How is the current worsening of separatism in Ukraine connected with the forthcoming president election? Alexey Poltorakov, a political scientist and a scientific secretary of the Institute for Ukrainian politics, shared his opinion on the subject with the EuroBelarus Information Service.
- Can we consider the president election in Ukraine that is scheduled for May 25, to be the benchmark in Russia-Ukraine confrontation? What is more beneficial for Russia: to rock the boat before the election or to announce that the newly elected Ukrainian president is illegitimate and by this create a new motive for “the protection of Russians and Russian-speaking population of Ukraine”?
- President election on May 25 can be a reference point in Russia-Ukraine events, the basis for measurement of Russia-Ukraine relations. As for the moment there are almost no doubts that the official Moscow won’t recognize the president election in Ukraine. However, Russia will still have to negotiate with the new Ukrainian authorities; and not only about gas…
Russia will continue rocking the boat in the eastern Ukraine along line Kharkov-Donetsk to influence the situation in the state on the whole. As instability in Ukraine is, at least, an extra argument for non-recognition of Ukraine’s president election, and can also serve as an instrument to influence the general situation in the country.

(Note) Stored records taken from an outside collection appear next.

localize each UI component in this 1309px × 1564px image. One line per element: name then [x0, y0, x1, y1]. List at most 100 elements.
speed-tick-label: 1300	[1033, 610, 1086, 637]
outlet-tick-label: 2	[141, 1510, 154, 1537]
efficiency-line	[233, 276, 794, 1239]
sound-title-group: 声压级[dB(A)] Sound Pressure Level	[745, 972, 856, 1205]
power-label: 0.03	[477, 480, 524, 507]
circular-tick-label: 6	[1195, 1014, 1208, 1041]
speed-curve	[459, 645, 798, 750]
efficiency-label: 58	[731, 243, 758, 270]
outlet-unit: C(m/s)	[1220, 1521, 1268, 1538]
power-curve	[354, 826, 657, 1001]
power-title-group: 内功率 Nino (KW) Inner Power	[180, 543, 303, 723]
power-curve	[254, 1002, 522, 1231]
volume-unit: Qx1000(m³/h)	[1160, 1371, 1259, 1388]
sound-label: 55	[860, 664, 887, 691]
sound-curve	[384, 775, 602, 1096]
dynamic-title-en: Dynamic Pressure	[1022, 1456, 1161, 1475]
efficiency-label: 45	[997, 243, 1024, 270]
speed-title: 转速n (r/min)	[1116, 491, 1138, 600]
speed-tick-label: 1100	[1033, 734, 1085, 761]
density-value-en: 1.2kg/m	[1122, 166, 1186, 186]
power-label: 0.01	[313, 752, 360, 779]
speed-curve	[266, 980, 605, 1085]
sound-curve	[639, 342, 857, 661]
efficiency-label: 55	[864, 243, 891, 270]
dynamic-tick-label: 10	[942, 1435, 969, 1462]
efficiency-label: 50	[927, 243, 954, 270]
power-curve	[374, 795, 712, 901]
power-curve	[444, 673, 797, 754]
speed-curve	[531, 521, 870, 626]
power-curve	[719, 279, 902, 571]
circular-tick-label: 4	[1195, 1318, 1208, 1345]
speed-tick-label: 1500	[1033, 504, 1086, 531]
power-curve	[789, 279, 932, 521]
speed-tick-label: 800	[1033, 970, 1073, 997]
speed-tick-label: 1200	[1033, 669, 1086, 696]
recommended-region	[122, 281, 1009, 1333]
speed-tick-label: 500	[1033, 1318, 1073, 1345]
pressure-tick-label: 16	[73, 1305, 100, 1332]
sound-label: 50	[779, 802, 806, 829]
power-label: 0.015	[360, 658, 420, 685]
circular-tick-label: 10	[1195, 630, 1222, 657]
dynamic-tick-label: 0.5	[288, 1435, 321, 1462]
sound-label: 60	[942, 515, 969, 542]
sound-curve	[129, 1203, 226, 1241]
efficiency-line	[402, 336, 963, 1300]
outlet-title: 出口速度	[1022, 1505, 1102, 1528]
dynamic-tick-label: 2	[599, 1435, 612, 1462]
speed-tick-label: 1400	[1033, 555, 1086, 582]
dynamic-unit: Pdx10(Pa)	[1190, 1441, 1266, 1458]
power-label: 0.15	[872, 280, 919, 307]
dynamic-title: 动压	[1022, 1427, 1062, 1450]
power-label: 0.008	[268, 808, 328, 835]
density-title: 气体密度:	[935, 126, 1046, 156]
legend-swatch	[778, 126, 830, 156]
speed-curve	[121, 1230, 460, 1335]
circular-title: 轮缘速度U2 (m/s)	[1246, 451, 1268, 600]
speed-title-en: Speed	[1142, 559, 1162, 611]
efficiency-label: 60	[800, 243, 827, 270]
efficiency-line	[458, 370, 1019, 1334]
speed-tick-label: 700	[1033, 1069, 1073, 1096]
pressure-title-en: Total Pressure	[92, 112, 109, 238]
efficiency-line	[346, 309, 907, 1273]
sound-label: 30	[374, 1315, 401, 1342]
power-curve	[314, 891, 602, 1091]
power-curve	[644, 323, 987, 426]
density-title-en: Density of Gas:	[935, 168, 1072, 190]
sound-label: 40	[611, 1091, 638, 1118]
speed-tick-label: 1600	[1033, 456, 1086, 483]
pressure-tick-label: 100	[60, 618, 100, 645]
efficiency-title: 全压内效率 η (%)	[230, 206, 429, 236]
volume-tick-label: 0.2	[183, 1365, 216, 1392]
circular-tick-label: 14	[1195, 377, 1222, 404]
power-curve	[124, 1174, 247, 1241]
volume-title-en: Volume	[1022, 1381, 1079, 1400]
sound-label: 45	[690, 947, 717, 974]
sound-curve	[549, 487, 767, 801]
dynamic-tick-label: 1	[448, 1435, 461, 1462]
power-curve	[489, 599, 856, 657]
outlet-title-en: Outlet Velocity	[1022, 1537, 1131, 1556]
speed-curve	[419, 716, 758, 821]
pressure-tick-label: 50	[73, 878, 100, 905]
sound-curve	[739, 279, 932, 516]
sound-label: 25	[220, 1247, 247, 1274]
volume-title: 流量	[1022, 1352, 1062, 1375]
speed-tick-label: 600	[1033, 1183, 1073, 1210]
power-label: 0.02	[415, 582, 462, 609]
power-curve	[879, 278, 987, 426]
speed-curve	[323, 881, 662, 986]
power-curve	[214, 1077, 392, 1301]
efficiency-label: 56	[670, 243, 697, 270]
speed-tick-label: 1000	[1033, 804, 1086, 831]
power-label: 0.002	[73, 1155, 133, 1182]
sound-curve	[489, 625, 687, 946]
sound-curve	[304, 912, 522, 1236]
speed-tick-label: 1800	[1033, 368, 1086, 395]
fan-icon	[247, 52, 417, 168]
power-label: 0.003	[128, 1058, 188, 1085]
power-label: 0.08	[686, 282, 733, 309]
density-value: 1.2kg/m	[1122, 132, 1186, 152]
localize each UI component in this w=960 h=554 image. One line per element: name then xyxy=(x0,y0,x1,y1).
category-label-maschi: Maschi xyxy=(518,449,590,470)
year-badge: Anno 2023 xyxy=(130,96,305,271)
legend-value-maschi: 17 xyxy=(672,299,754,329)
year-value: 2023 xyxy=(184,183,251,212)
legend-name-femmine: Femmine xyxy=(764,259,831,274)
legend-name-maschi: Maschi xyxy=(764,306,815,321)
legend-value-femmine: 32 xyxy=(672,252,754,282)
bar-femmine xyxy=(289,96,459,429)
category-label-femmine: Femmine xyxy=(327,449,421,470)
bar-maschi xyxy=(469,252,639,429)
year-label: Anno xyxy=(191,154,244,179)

The problem of Ukraine’s federalization as seen today is to a large extent the readiness of Moscow for the serious dialog and certain concessions in the “Ukrainian question”. It demonstrates readiness to consider the variant of withdrawal, even if it verges on the interference in the domestic affairs of the sovereign state, which is resolving its administrative and state issues on its own, however problem they might be. And there are lots of questions to the Russian state regime as a federation, too.
I believe the overall tendency won’t change – by acquiring Crimea, Russia loses the whole Ukraine. It is paradoxical, but according to the latest polls the majority of population in Donetsk (65,7 per cent) prefers to live in a unified Ukraine, while less than one fifth of the population (18,6 per cent) chooses Russia.
In some sense, this geostrategic exchange is not very beneficial for Kremlin, as the political acquisitions, that of Crimea in particular, result in all more serious geo-economical losses.